5.     Give the therapist appropriate trust. As a parent, you know so much about your child’s life. You are the expert. This makes it very tempting to want to tell the therapist what to do in therapy. Many parents come in with an idea of what they want to happen and expect the therapist to just get on board. Therapists want to know what your goals are for your child and love to hear your input. But, the therapist takes on a very different role than the parent. The therapist does not usually just align with the parent to be another “authority figure” giving the child directions. That is not what they are trained to do, and the therapeutic relationship with the child would be harmed if that is how they operated. Therapists work to build trust and relationships with the children they see. Therapists address the concerns of parents and work towards the goals they communicate, but their methods may not be familiar because they are using their professional training. It is so difficult to trust someone with your child. Nothing is more precious to you in the world. Do your research beforehand, ask a potential therapist all of the important questions you have, and choose a therapist that you feel you can truly trust. This will make the process go much more smoothly for everyone.

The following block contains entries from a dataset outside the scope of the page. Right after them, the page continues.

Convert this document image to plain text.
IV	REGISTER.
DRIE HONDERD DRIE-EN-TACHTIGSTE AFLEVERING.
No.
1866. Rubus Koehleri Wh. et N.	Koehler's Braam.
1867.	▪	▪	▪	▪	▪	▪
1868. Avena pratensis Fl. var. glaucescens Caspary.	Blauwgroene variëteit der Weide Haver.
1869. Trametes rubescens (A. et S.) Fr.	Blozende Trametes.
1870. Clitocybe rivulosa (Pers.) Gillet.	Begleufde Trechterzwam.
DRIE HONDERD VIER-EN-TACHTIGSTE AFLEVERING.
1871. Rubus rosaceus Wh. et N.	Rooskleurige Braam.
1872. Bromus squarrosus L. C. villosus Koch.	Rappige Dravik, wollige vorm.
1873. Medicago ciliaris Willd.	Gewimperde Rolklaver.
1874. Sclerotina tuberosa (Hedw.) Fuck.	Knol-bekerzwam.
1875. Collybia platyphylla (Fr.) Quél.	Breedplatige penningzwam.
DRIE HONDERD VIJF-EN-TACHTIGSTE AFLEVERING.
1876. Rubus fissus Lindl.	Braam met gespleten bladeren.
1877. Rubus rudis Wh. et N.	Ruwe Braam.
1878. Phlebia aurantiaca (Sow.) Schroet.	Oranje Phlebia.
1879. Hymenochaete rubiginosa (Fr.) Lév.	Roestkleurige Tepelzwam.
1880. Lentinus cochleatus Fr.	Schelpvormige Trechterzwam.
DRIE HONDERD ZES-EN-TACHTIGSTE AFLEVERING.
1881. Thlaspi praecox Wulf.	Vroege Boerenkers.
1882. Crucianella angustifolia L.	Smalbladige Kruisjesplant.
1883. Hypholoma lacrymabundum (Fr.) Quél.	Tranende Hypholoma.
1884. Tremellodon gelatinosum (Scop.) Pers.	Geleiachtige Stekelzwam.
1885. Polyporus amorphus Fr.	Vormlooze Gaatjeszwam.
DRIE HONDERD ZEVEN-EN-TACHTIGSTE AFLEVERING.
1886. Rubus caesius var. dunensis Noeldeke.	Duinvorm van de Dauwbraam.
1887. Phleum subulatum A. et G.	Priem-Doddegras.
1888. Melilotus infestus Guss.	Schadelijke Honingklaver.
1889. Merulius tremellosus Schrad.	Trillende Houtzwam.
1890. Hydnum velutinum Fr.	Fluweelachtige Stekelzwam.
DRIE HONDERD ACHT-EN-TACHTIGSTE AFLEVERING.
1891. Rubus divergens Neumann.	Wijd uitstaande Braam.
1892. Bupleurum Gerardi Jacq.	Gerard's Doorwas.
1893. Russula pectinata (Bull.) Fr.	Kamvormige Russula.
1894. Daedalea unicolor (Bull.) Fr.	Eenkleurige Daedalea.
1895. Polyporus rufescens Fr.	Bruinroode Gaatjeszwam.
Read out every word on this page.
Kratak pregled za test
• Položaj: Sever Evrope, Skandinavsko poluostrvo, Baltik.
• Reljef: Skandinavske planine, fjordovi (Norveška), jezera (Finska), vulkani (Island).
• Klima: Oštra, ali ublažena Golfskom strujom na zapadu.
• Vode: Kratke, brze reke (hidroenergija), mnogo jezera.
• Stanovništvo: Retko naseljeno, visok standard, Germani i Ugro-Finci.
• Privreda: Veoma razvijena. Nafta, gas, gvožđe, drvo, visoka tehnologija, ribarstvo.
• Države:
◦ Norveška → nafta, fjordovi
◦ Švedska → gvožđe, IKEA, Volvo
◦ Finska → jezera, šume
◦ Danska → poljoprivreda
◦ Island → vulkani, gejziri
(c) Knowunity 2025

6.     Be willing to do the work on yourself. I saved what is perhaps the most important advice I can give for last. Parents so often see pain and struggle in their children and get them signed up for therapy. They love their kids and would do anything for them. They are willing to stretch their schedules and their finances and anything else to get their children the help that they need. It is such a beautiful thing. However, I often find that parents are not willing to do the same for themselves. They will put their own mental and emotional health on the back burner and take care of everyone else. This feels noble and self-sacrificial. The motives are pure, but this is bad for your child. Your child can get all the therapy in the world, but if they have unhealthy parents this will be constantly working against their progress. I once had a parent ask me to help their child stop having angry outbursts, but the parent was having those outbursts as well and not getting help. I have treated children for the grief of losing grandparents when the parent was drowning in grief and not getting help. I often see links between the child’s struggles and the parent’s behaviors or struggles. Family therapy can be a very effective tool in these cases. But it is so important that you realize that one of the most promising ways to help your child be healthy and thriving is to be healthy and thriving yourself. It is not selfish to take care of yourself. It is vital to the well-being of everyone around you, especially your children. Be willing to invest in yourself. It will pay off in dividends for your children.